As Sanders continued to wait for his name to be called on Day 2 of the draft April 25, a video surfaced on social media of the former Colorado quarterback receiving a call from someone impersonating New Orleans Saints general manager Mickey Loomis. The caller told Sanders: "We're going to take you with our next pick, man, but you're going to have to wait a little bit longer, man.

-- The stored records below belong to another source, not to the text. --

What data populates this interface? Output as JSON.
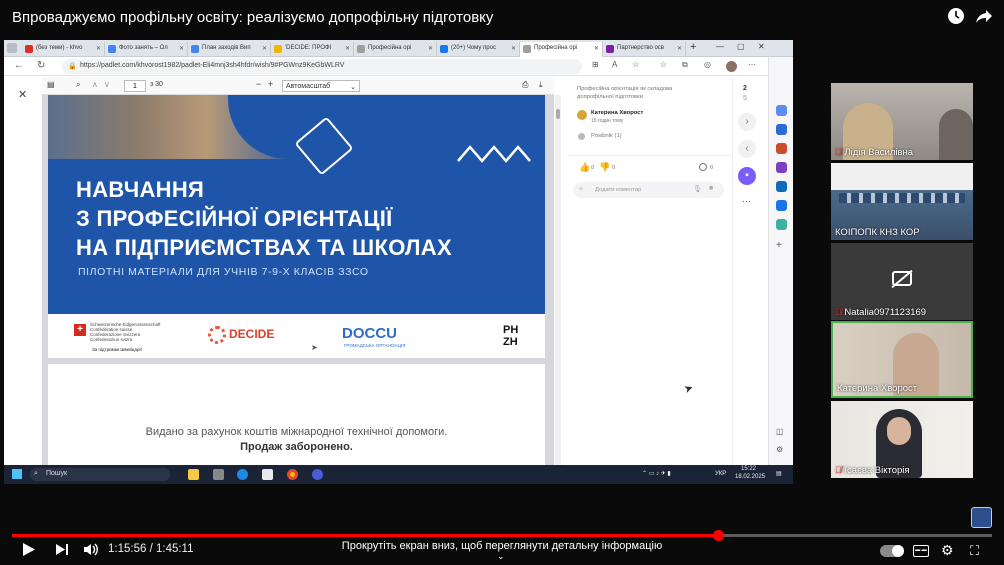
{
  "video": {
    "title": "Впроваджуємо профільну освіту: реалізуємо допрофільну підготовку",
    "time_current": "1:15:56",
    "time_separator": "/",
    "time_total": "1:45:11",
    "progress": 0.72,
    "scroll_hint": "Прокрутіть екран вниз, щоб переглянути детальну інформацію"
  },
  "browser": {
    "tabs": [
      {
        "label": "(без теми) - khvo",
        "color": "#d93025"
      },
      {
        "label": "Фото занять – Ол",
        "color": "#4285f4"
      },
      {
        "label": "План заходів Вип",
        "color": "#4285f4"
      },
      {
        "label": "'DECIDE: ПРОФІ",
        "color": "#f4b400"
      },
      {
        "label": "Професійна орі",
        "color": "#9e9e9e"
      },
      {
        "label": "(20+) Чому прос",
        "color": "#1877f2"
      },
      {
        "label": "Професійна орі",
        "color": "#9e9e9e"
      },
      {
        "label": "Партнерство осв",
        "color": "#7b1fa2"
      }
    ],
    "new_tab": "+",
    "url": "https://padlet.com/khvorost1982/padlet-Eli4mnj3sh4hfdr/wish/9#PGWnz9KeGbWLRV"
  },
  "pdf": {
    "page_current": "1",
    "page_total": "з 30",
    "zoom": "Автомасштаб",
    "cover_lines": [
      "НАВЧАННЯ",
      "З ПРОФЕСІЙНОЇ ОРІЄНТАЦІЇ",
      "НА ПІДПРИЄМСТВАХ ТА ШКОЛАХ"
    ],
    "cover_subtitle": "ПІЛОТНІ МАТЕРІАЛИ ДЛЯ УЧНІВ 7-9-Х КЛАСІВ ЗЗСО",
    "swiss_lines": [
      "Schweizerische Eidgenossenschaft",
      "Confédération suisse",
      "Confederazione Svizzera",
      "Confederaziun svizra"
    ],
    "swiss_support": "За підтримки Швейцарії",
    "logo_decide": "DECIDE",
    "logo_doccu": "DOCCU",
    "logo_doccu_sub": "ГРОМАДСЬКА ОРГАНІЗАЦІЯ",
    "logo_phzh": "PH ZH",
    "funded_line1": "Видано за рахунок коштів міжнародної технічної допомоги.",
    "funded_line2": "Продаж заборонено."
  },
  "padlet": {
    "post_title_1": "Професійна орієнтація як складова",
    "post_title_2": "допрофільної підготовки",
    "author": "Катерина Хворост",
    "ago": "15 годин тому",
    "attachment": "Posibnik (1)",
    "likes": "0",
    "dislikes": "0",
    "comments": "0",
    "comment_placeholder": "Додати коментар",
    "counter_top": "2",
    "counter_bottom": "5"
  },
  "taskbar": {
    "search": "Пошук",
    "lang": "УКР",
    "clock": "15:22",
    "date": "18.02.2025"
  },
  "participants": [
    {
      "name": "Лідія Василівна",
      "muted": true
    },
    {
      "name": "КОІПОПК КНЗ КОР",
      "muted": false
    },
    {
      "name": "Natalia0971123169",
      "muted": true
    },
    {
      "name": "Катерина Хворост",
      "muted": false
    },
    {
      "name": "Ісаєва Вікторія",
      "muted": true
    }
  ],
  "colors": {
    "accent": "#ff0000",
    "cover_blue": "#1f55a8",
    "active_speaker": "#4caf50"
  }
}
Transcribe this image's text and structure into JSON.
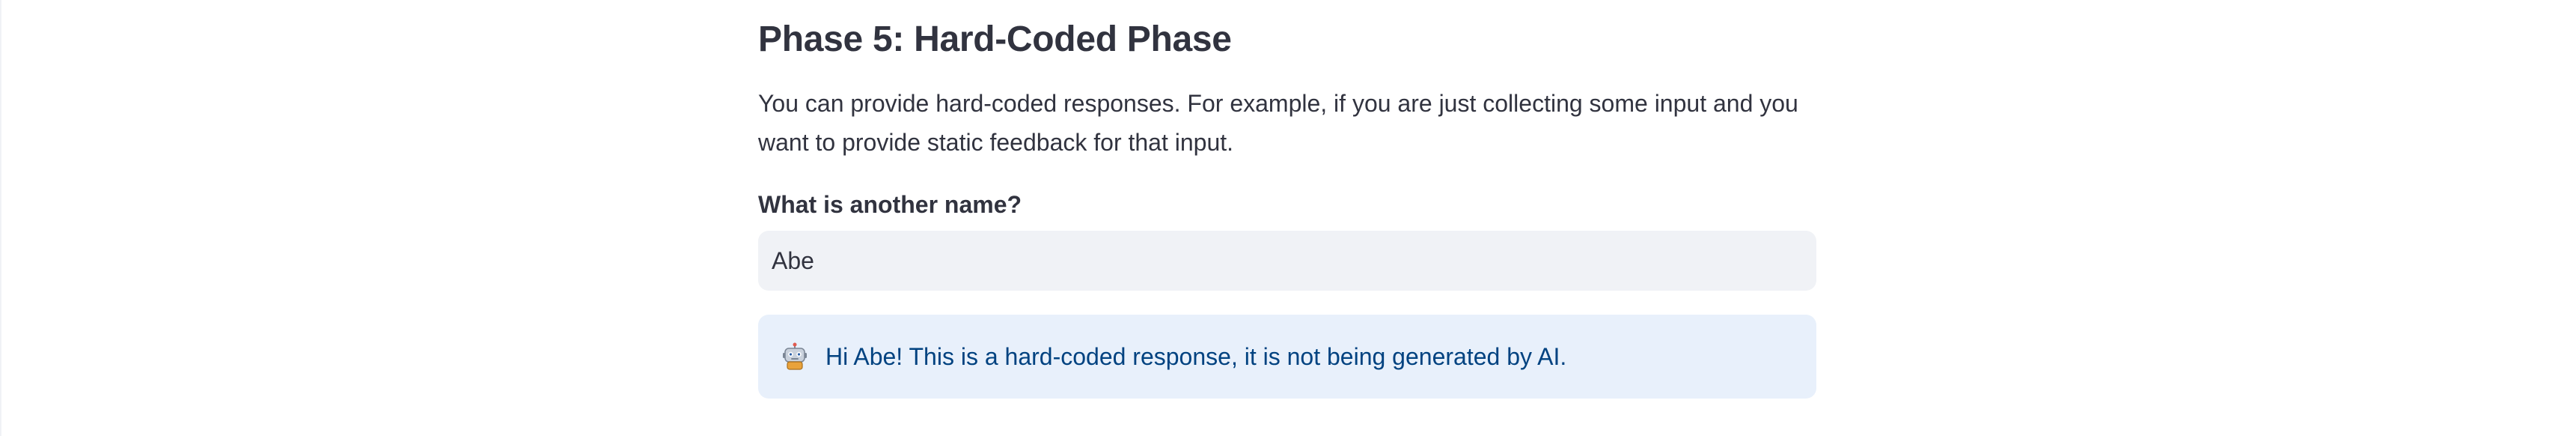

Sorry about that."
A confused Sanders asked the crowd gathered for his draft party, "What does that mean?"
Jax Ulbrich wrote in an Instagram post April 27 that what he did was "completely inexcusable, embarrassing, and shameful." He said Sanders had accepted his apology call earlier that day.
Sanders, who had been widely expected to be selected in the first round before the NFL draft started, had to wait until Day 3 of the draft for his slide to end, when the Cleveland Browns traded up to pick him in the fifth round.
Jeff Ulbrich had previously given a public apology at a news conference April 30, calling his son's actions "absolutely inexcusable" and his own not protecting confidential data as also "inexcusable."
Ulbrich said he was "shocked" when he found out the news. The NFL said the fines were for "failing to prevent the disclosure of confidential information distributed to the club in advance of the NFL draft." Ulbrich said neither he nor the Falcons would be appealing the fine.
"I mean, it was a roller coaster of emotions," Ulbrich said of draft weekend. "It was great joy and elation, and so rare in the draft that things fall to you in that way. ... And then obviously we had some challenges from a football perspective and from a building perspective and, for me, from a personal perspective and for my family. But it's all the things that I'm convinced that make you stronger. I do. And I live by that and my family lives by that. And because of that, we'll be better off because of all this."